Quando acendi as luzes, uma mulher idosa, que pouco tinha
falado durante os dois primeiros dias do seminário, levantou-
se e ergueu a mão, como se estivesse em uma sala do curso
primário. Seu rosto refinado era quase translúcido, e ela vestia
um conjunto de lã azul contrastando com as calças de
moletom e as camisetas de quase todos os outros. Seu cabelo
estava preso na nuca em um coque macio, e ela usava um
colar de pérolas. Senti que tinha chegado o anjo do seminário.
- Posso dizer uma coisa, minha querida? - ela perguntou.
—É claro — eu disse.
- Eu tenho noventa e dois anos. - Ela riu baixinho. Todos
ficaram atônitos. Era uma mulher tão enérgica e elegante que
ninguém teria adivinhado sua idade.
- Estou falando para todos, mas especialmente para você —
sua voz era calorosa, e ela se voltou para a mulher zangada,
no outro lado do círculo. - Tive uma vida de aventuras e de
perdas. Perdi dois maridos e um filho. Porém, aos noventa e
dois anos, por mais que me esforce, não consigo achar
qualquer coisa que me faça infeliz! Sei agora que todas as
minhas dificuldades fizeram de mim o que eu devia ser.

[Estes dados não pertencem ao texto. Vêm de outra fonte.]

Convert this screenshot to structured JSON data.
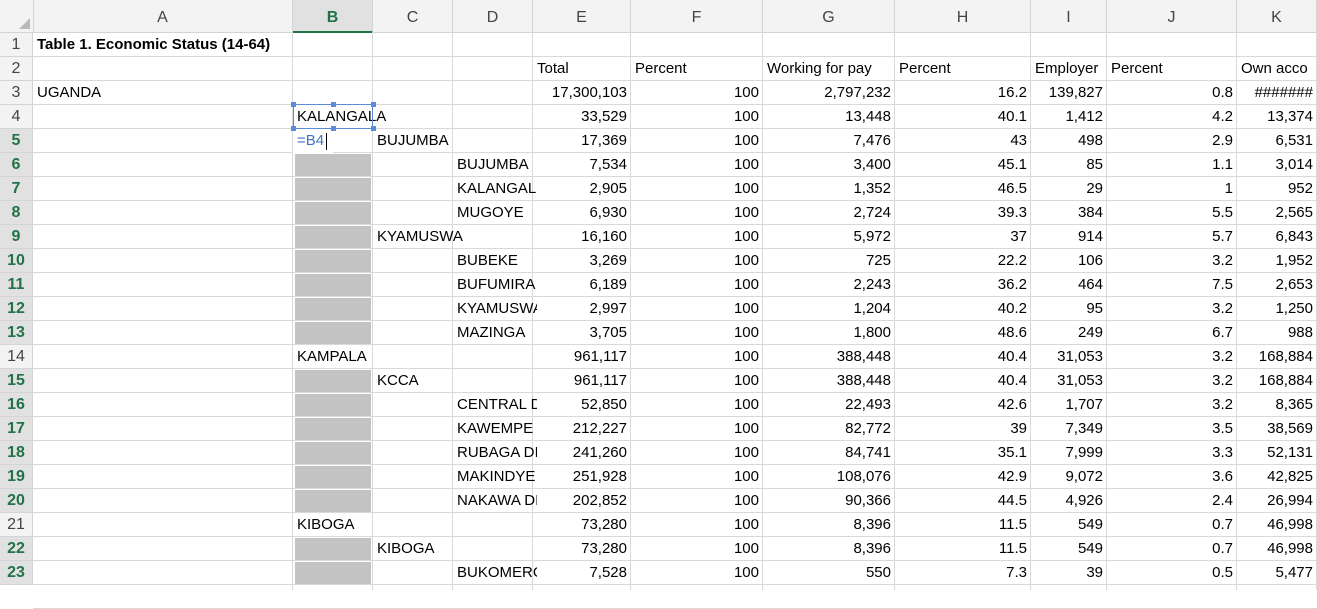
{
  "columns": [
    "A",
    "B",
    "C",
    "D",
    "E",
    "F",
    "G",
    "H",
    "I",
    "J",
    "K"
  ],
  "selected_column": "B",
  "rows": [
    "1",
    "2",
    "3",
    "4",
    "5",
    "6",
    "7",
    "8",
    "9",
    "10",
    "11",
    "12",
    "13",
    "14",
    "15",
    "16",
    "17",
    "18",
    "19",
    "20",
    "21",
    "22",
    "23"
  ],
  "highlighted_rows": [
    5,
    6,
    7,
    8,
    9,
    10,
    11,
    12,
    13,
    15,
    16,
    17,
    18,
    19,
    20,
    22,
    23
  ],
  "title": "Table 1. Economic Status (14-64)",
  "headers": {
    "total": "Total",
    "percent1": "Percent",
    "working_for_pay": "Working for pay",
    "percent2": "Percent",
    "employer": "Employer",
    "percent3": "Percent",
    "own_account": "Own acco"
  },
  "editing_formula": "=B4",
  "data_rows": [
    {
      "row": 3,
      "A": "UGANDA",
      "B": "",
      "C": "",
      "D": "",
      "E": "17,300,103",
      "F": "100",
      "G": "2,797,232",
      "H": "16.2",
      "I": "139,827",
      "J": "0.8",
      "K": "#######"
    },
    {
      "row": 4,
      "A": "",
      "B": "KALANGALA",
      "C": "",
      "D": "",
      "E": "33,529",
      "F": "100",
      "G": "13,448",
      "H": "40.1",
      "I": "1,412",
      "J": "4.2",
      "K": "13,374"
    },
    {
      "row": 5,
      "A": "",
      "B": "",
      "C": "BUJUMBA",
      "D": "",
      "E": "17,369",
      "F": "100",
      "G": "7,476",
      "H": "43",
      "I": "498",
      "J": "2.9",
      "K": "6,531"
    },
    {
      "row": 6,
      "A": "",
      "B": "",
      "C": "",
      "D": "BUJUMBA",
      "E": "7,534",
      "F": "100",
      "G": "3,400",
      "H": "45.1",
      "I": "85",
      "J": "1.1",
      "K": "3,014"
    },
    {
      "row": 7,
      "A": "",
      "B": "",
      "C": "",
      "D": "KALANGAL",
      "E": "2,905",
      "F": "100",
      "G": "1,352",
      "H": "46.5",
      "I": "29",
      "J": "1",
      "K": "952"
    },
    {
      "row": 8,
      "A": "",
      "B": "",
      "C": "",
      "D": "MUGOYE",
      "E": "6,930",
      "F": "100",
      "G": "2,724",
      "H": "39.3",
      "I": "384",
      "J": "5.5",
      "K": "2,565"
    },
    {
      "row": 9,
      "A": "",
      "B": "",
      "C": "KYAMUSWA",
      "D": "",
      "E": "16,160",
      "F": "100",
      "G": "5,972",
      "H": "37",
      "I": "914",
      "J": "5.7",
      "K": "6,843"
    },
    {
      "row": 10,
      "A": "",
      "B": "",
      "C": "",
      "D": "BUBEKE",
      "E": "3,269",
      "F": "100",
      "G": "725",
      "H": "22.2",
      "I": "106",
      "J": "3.2",
      "K": "1,952"
    },
    {
      "row": 11,
      "A": "",
      "B": "",
      "C": "",
      "D": "BUFUMIRA",
      "E": "6,189",
      "F": "100",
      "G": "2,243",
      "H": "36.2",
      "I": "464",
      "J": "7.5",
      "K": "2,653"
    },
    {
      "row": 12,
      "A": "",
      "B": "",
      "C": "",
      "D": "KYAMUSWA",
      "E": "2,997",
      "F": "100",
      "G": "1,204",
      "H": "40.2",
      "I": "95",
      "J": "3.2",
      "K": "1,250"
    },
    {
      "row": 13,
      "A": "",
      "B": "",
      "C": "",
      "D": "MAZINGA",
      "E": "3,705",
      "F": "100",
      "G": "1,800",
      "H": "48.6",
      "I": "249",
      "J": "6.7",
      "K": "988"
    },
    {
      "row": 14,
      "A": "",
      "B": "KAMPALA",
      "C": "",
      "D": "",
      "E": "961,117",
      "F": "100",
      "G": "388,448",
      "H": "40.4",
      "I": "31,053",
      "J": "3.2",
      "K": "168,884"
    },
    {
      "row": 15,
      "A": "",
      "B": "",
      "C": "KCCA",
      "D": "",
      "E": "961,117",
      "F": "100",
      "G": "388,448",
      "H": "40.4",
      "I": "31,053",
      "J": "3.2",
      "K": "168,884"
    },
    {
      "row": 16,
      "A": "",
      "B": "",
      "C": "",
      "D": "CENTRAL DIVISION",
      "E": "52,850",
      "F": "100",
      "G": "22,493",
      "H": "42.6",
      "I": "1,707",
      "J": "3.2",
      "K": "8,365"
    },
    {
      "row": 17,
      "A": "",
      "B": "",
      "C": "",
      "D": "KAWEMPE",
      "E": "212,227",
      "F": "100",
      "G": "82,772",
      "H": "39",
      "I": "7,349",
      "J": "3.5",
      "K": "38,569"
    },
    {
      "row": 18,
      "A": "",
      "B": "",
      "C": "",
      "D": "RUBAGA DIVISION",
      "E": "241,260",
      "F": "100",
      "G": "84,741",
      "H": "35.1",
      "I": "7,999",
      "J": "3.3",
      "K": "52,131"
    },
    {
      "row": 19,
      "A": "",
      "B": "",
      "C": "",
      "D": "MAKINDYE",
      "E": "251,928",
      "F": "100",
      "G": "108,076",
      "H": "42.9",
      "I": "9,072",
      "J": "3.6",
      "K": "42,825"
    },
    {
      "row": 20,
      "A": "",
      "B": "",
      "C": "",
      "D": "NAKAWA DIVISION",
      "E": "202,852",
      "F": "100",
      "G": "90,366",
      "H": "44.5",
      "I": "4,926",
      "J": "2.4",
      "K": "26,994"
    },
    {
      "row": 21,
      "A": "",
      "B": "KIBOGA",
      "C": "",
      "D": "",
      "E": "73,280",
      "F": "100",
      "G": "8,396",
      "H": "11.5",
      "I": "549",
      "J": "0.7",
      "K": "46,998"
    },
    {
      "row": 22,
      "A": "",
      "B": "",
      "C": "KIBOGA",
      "D": "",
      "E": "73,280",
      "F": "100",
      "G": "8,396",
      "H": "11.5",
      "I": "549",
      "J": "0.7",
      "K": "46,998"
    },
    {
      "row": 23,
      "A": "",
      "B": "",
      "C": "",
      "D": "BUKOMERO",
      "E": "7,528",
      "F": "100",
      "G": "550",
      "H": "7.3",
      "I": "39",
      "J": "0.5",
      "K": "5,477"
    }
  ],
  "shaded_rows_col_B": [
    6,
    7,
    8,
    9,
    10,
    11,
    12,
    13,
    15,
    16,
    17,
    18,
    19,
    20,
    22,
    23
  ],
  "colors": {
    "accent_green": "#217346",
    "selection_blue": "#5b8bd9",
    "shade_gray": "#c3c3c3"
  }
}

Então ela se inclinou e olhou diretamente para a mulher
zangada.
- Você conhece o poeta Rainer Maria Rilke? Ele escreveu um
poema que termina assim: "Na dificuldade estão as forças
amigas, as mãos que trabalham em nós." Não é maravilhoso?
Nossos problemas são amistosos! São como mãos que querem
trabalhar em nós. Querem nos fazer fortes. Sem dúvida,
trabalharam em mim! Agora, embora eu seja uma mulher
velha, estou mais forte do que nunca. Acordo todos os dias
grata por estar viva. Posso fazer o que quero. Posso observar
pássaros, estar com amigos, ler ou não fazer coisa alguma. Não
tenho do que me queixar. Nenhum lugar para ir, nada para
pegar. Nada me perturba. Quero dizer a você, minha querida,
que se chegar à minha idade todos os seus problemas
parecerão velhos amigos. Eu prometo.
Ninguém disse uma palavra, e ela voltou a sentar-se. Ficamos
comovidos com sua dádiva inesperada. Alguns sorriam e
alguns tinham lágrimas nos olhos, mas a mulher zangada não
pareceu se abalar. Depois de um silêncio, ela se voltou para a
elegante senhora idosa e perguntou:
- Então está dizendo que tenho de esperar 50 anos para ser
feliz?
- Ah, minha querida - disse o anjo do seminário -, não se
preocupe. Serão os anos mais rápidos da sua vida.